Our original assumption was that if the container has exited, the conversion process should immediately exit as well, maybe with some small delay for some cleanups. So, we originally attributed this to a race condition.

We have noticed this happening in case of successful conversions, where indeed it's due to a race condition. If we wait a tiny bit before checking the conversion process' status, we will see that it has stopped.

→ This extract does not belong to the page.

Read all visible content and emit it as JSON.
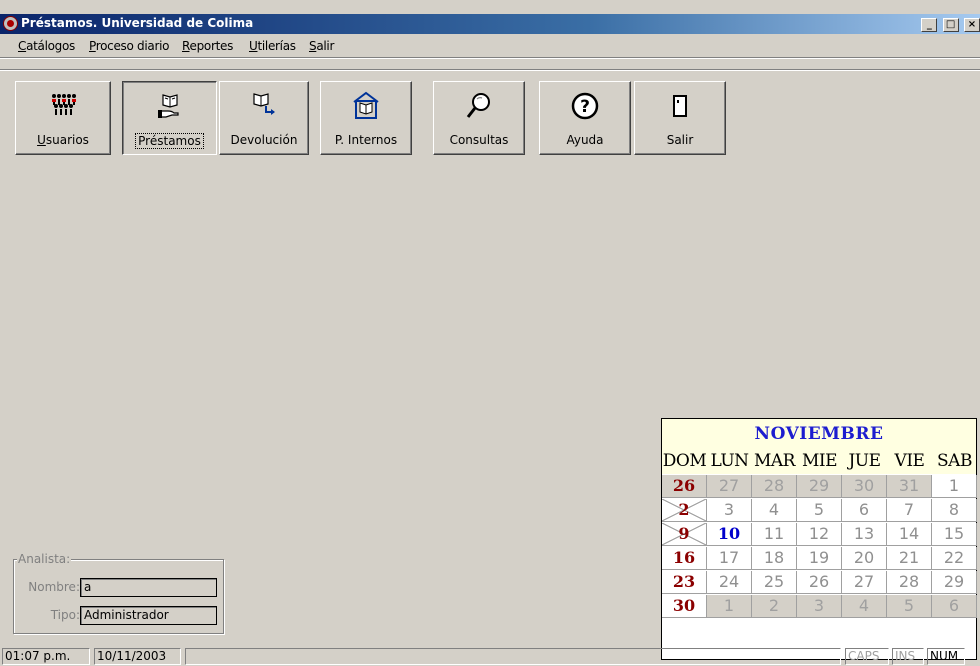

Things are very different in the case of failed conversions due to exceptions in the host. In that case, what happens is:

  1. The process in the container calculates the number of pages and width/height of each page.
  2. The host process receives these calculations from stdout, and decides that a unit is out of bounds. In the case of the sample_bad_max_width.pdf document, it's the width.
  3. The host process raises an exception, and from its perspective, the conversion is over. At no point have we terminated the process running in the container!
  4. In the meantime, the container will continue working on the document, and write pixels to stdout.
  5. At some point, the container will exit or we will kill it with docker kill .... This doesn't matter much, but what matters here is that Docker is very careful with the container's stdout. It does not want to lose it, and thus the docker run ... process will block until we have read every byte from the container.
  6. Deadlock! Our termination logic does not read data from standard streams, nor does it terminate the docker process, so both process will remain stuck.
    • Thankfully, we force kill the conversion process after 15 seconds, so we do end up making progress.
apyrgio commented 5 months ago

Now that we know what's going on behind the scenes, let's answer the above questions:

  1. In some error cases, our termination logic reports that the container does not exist, whereas the conversion process (docker run ...) still exists.

That's because the conversion process may still linger, until the parent has read all the data that the container has written.

  1. Specifically for the failed conversion case, when that happens in the host, the conversion process seems to be stuck indefinitely, and we have to kill it.

The conversion process remains stuck, because the container has written lots of data to the stdout, and the host process has not read them.

apyrgio commented 5 months ago

How can we improve here? We can do the following:

  1. Unconditionally kill the container once the conversion is over, and don't check if kill succeeded, since it's racy.
    • Log a warning if the container still exists after kill, since this is not racy, and not expected.
  2. Gracefully terminate the conversion process after we terminate the container, since we at that point, we don't want to read its data.